Although PCI is the preferred revascularization strategy, its reported success rate is less than 50% [13]. This is often attributed to challenges such as navigating the guidewire into the true lumen, managing dissection or hematoma extension, and addressing side branch occlusion. Additionally, stent placement may contribute to hematoma propagation and the subsequent loss of vessel flow. Finally, CABG is recommended for patients with left main stem dissections or in cases where PCI has proven unsuccessful or is not technically feasible [14]. The incidence of emergency CABG following PCI failure is notable, ranging between 10% and 13% in reported series [15,16]. As far as we are concerned, there are no substantial studies indicating the optimal and appropriate treatment for SCAD. Conservative management of SCAD is recommended for hemodynamically stable patients [17], demonstrating effectiveness in most instances. Beta blockers are the preferred initial pharmacological intervention due to their potential to decrease dissection recurrence. Additionally, blood pressure reduction is warranted in all cases [18]. The use of antiplatelet agents and their timing of administration remain controversial, as they may exacerbate dissection [19].

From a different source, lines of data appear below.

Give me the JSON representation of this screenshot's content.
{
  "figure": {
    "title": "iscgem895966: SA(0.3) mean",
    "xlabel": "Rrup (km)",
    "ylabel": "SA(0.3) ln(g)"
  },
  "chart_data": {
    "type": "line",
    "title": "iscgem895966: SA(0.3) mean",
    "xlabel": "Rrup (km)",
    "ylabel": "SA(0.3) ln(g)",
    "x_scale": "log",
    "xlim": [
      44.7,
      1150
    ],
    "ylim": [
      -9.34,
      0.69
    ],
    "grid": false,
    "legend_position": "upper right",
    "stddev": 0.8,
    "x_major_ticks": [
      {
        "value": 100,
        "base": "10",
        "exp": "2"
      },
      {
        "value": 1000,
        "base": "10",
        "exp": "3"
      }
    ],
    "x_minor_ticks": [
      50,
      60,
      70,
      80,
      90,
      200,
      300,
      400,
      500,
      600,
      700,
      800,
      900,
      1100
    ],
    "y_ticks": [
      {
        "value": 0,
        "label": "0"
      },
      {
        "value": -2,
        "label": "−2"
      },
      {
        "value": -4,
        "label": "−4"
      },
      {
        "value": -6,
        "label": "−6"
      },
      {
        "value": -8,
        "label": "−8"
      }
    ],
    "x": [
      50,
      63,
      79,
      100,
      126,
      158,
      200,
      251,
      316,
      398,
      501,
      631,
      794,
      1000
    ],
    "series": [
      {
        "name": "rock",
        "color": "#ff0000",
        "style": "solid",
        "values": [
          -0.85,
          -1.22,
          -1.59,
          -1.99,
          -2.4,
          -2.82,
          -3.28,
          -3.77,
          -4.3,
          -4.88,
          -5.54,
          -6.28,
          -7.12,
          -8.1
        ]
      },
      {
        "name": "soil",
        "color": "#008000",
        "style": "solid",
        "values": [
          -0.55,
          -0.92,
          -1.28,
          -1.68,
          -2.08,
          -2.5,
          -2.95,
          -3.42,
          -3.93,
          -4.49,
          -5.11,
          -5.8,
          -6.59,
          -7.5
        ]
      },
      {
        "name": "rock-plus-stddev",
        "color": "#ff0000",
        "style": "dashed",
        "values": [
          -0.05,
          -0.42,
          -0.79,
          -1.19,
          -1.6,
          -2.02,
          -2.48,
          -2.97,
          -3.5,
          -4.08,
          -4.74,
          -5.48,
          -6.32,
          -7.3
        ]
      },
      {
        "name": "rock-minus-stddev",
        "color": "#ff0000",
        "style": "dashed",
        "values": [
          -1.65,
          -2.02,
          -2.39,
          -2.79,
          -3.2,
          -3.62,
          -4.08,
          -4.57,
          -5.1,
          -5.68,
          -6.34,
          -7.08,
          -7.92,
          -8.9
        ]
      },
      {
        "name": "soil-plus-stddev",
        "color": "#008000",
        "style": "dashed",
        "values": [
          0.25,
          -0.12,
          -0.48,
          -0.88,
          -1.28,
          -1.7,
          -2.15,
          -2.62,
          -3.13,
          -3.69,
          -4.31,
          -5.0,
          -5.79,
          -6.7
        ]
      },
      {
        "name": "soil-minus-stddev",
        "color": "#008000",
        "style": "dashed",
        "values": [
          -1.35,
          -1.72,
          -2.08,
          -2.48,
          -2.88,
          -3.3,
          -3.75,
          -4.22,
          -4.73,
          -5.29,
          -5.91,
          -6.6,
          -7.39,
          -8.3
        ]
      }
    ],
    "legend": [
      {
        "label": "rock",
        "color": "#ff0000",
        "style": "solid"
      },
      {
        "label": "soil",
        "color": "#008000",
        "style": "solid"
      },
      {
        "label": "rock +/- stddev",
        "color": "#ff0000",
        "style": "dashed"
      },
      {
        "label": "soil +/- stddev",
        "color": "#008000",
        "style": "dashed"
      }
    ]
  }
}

PCI becomes more relevant when the patient is hemodynamically unstable, particularly in cases of ST-segment elevation or LAD dissection [20]. As the suspicion of coronary artery dissection increases and the diagnosis becomes more frequent, additional studies must be conducted to establish the optimal treatment choice and document the potential adverse effects associated with each option.

Conclusion

In the rapidly evolving domain of cardiovascular medicine, the precise diagnosis and adept management of SCAD remain paramount. This case underscores the criticality of heightened clinical vigilance, particularly in young women devoid of conventional atherosclerotic risk factors, to facilitate timely recognition and intervention. The judicious integration of advanced imaging modalities, multidisciplinary collaboration, and individualized therapeutic strategies emerges as a cornerstone in optimizing patient outcomes. Interdisciplinary synergy, encompassing cardiologists, interventional radiologists, and cardiothoracic surgeons, underscores the complexity and multifaceted nature of SCAD management. The patient's experience shows the importance of a comprehensive approach that includes ongoing care, lifestyle changes, and strong emotional support to fully address SCAD treatment. Through integrating clinical insight with patient-centered empowerment and interdisciplinary teamwork, this case outlines a model for optimizing SCAD care. It underscores the significance of personalized treatment and collaborative strategies in managing SCAD complexities, leading to enhanced patient outcomes. As SCAD gains attention in cardiology, this case emphasizes the ongoing necessity for research, advocacy, and innovative therapeutic approaches.